Im Jahr 1971 prägt der US-amerikanische Psychologe Wayne Oates erstmals den Begriff "workaholism" (deutsch: Arbeitssucht) in Anlehnung an den Ausdruck "alcoholism". Als Arbeitssüchtigen definiert er einen Menschen, der den unaufhörlichen Drang oder Zwang hat, ständig arbeiten zu müssen. Dieses exzessive Bedürfnis nimmt ein so hohes Maß an, dass sowohl seine Gesundheit und sein Wohlbefinden als auch seine privaten Beziehungen beeinträchtigt werden. Damit wurde ein Begriff geschaffen, der zum einen das unkontrollierte Bedürfnis nach Arbeit mit daraus resultierender hoher Arbeitsbezogenheit zum Ausdruck bringt, gleichzeitig aber auch als zweite Komponente die Folgen dieses Suchtverhaltens verdeutlicht.

Im deutschsprachigen Raum wurde der Begriff der "Arbeitssucht" von Dr. Gerhard Mentzel, damaliger Ärztlicher Direktor der Hardtwaldklinik II (Bad Zwesten), einer Fachklinik für Psychotherapie und Psychosomatik, im Jahr 1979 erstmals verwendet. Er verglich die Arbeitssucht insbesondere mit der Alkoholsucht und erkannte dabei viele Parallelen. Darüber hinaus schuf er ein Konzept, in dem die absolut geleistete Arbeitsmenge des Arbeitssüchtigen gegenüber seiner Einstellung zur Arbeit in den Hintergrund rückt. Bei Arbeitssucht könne man daher, im Gegensatz zu vielen anderen Süchten, nicht aus der Intensität des Missbrauchs auf den Grad der Sucht schließen. Daher müsse auch das Verhalten Arbeitssüchtiger gegenüber dem "normaler" Arbeiter und Vielarbeiter klar abgegrenzt werden. Arbeitssüchtige können demnach ihre Arbeitsgewohnheiten nicht kontrollieren und haben im Gegensatz zu Vielarbeitern eine wesentlich schlechtere Balance zwischen Arbeit und Freizeit.

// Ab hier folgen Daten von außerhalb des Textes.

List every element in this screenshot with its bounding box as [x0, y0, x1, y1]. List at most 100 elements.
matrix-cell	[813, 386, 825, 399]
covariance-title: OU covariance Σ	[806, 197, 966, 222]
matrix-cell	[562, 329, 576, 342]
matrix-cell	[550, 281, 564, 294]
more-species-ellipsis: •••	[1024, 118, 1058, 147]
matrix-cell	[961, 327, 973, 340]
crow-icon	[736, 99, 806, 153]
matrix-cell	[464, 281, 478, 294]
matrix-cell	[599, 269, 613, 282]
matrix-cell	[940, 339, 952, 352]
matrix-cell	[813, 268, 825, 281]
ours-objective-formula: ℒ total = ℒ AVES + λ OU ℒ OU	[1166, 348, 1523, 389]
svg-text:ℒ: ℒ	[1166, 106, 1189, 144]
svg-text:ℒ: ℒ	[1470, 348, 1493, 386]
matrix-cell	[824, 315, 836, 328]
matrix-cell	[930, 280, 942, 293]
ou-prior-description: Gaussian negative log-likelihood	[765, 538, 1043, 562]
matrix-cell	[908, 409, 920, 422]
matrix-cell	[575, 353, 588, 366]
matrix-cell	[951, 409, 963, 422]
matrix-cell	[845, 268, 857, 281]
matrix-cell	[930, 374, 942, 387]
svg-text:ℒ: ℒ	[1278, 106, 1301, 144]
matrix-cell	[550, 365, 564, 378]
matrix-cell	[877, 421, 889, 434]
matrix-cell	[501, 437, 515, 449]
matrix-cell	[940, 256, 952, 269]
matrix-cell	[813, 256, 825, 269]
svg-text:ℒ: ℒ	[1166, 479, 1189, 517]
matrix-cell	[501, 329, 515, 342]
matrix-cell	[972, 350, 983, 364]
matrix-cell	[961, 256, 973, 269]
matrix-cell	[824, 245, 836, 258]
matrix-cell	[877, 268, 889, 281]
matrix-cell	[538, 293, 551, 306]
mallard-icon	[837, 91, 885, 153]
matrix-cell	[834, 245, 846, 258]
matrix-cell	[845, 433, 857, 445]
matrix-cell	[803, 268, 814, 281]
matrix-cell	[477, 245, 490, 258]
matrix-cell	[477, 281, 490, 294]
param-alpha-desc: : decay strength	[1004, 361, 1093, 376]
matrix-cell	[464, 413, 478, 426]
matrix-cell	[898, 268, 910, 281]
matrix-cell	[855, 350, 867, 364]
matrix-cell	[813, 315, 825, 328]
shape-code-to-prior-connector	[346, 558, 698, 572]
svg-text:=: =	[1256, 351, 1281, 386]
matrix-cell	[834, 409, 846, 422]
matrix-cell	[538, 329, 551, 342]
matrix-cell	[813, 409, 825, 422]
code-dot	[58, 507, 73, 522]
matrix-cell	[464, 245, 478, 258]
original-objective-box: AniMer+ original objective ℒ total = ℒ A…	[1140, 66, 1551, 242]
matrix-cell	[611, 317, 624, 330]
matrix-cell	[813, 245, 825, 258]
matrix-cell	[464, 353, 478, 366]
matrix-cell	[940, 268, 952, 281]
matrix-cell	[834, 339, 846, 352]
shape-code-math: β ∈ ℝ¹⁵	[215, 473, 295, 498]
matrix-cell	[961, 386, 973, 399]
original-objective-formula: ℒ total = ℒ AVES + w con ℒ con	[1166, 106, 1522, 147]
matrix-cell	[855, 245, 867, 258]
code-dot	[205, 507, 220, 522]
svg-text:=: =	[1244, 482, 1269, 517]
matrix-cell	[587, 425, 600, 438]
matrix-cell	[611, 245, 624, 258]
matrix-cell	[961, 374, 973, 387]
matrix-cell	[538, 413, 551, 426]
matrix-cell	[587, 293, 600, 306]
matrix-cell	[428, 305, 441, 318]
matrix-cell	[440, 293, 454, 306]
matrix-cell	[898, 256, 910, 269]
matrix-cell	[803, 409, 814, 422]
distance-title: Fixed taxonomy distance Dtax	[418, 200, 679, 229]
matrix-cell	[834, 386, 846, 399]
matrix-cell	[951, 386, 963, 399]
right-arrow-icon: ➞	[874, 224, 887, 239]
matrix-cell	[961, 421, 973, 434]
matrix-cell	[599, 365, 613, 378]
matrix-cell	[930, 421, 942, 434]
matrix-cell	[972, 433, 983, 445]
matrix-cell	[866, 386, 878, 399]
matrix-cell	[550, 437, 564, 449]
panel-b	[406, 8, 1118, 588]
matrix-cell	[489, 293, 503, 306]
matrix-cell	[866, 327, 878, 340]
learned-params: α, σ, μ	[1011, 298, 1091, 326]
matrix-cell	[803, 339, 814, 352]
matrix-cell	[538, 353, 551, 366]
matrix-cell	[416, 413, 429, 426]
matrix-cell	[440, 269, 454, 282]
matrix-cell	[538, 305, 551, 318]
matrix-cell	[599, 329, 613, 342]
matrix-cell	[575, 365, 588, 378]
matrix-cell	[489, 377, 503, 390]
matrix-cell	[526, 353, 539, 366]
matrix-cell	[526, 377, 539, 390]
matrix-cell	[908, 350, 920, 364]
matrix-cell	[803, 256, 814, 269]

Grundsätzlich weist die Arbeitssucht mit vielen anderen Süchten vergleichbare Verhaltensweisen und Eigenschaften auf. Die Diagnose Arbeitssucht ist deshalb in dem Moment zu stellen, wo die drei klassischen Suchtkriterien – Kontrollverlust, Dosissteigerung und Entzugserscheinungen – erfüllt sind.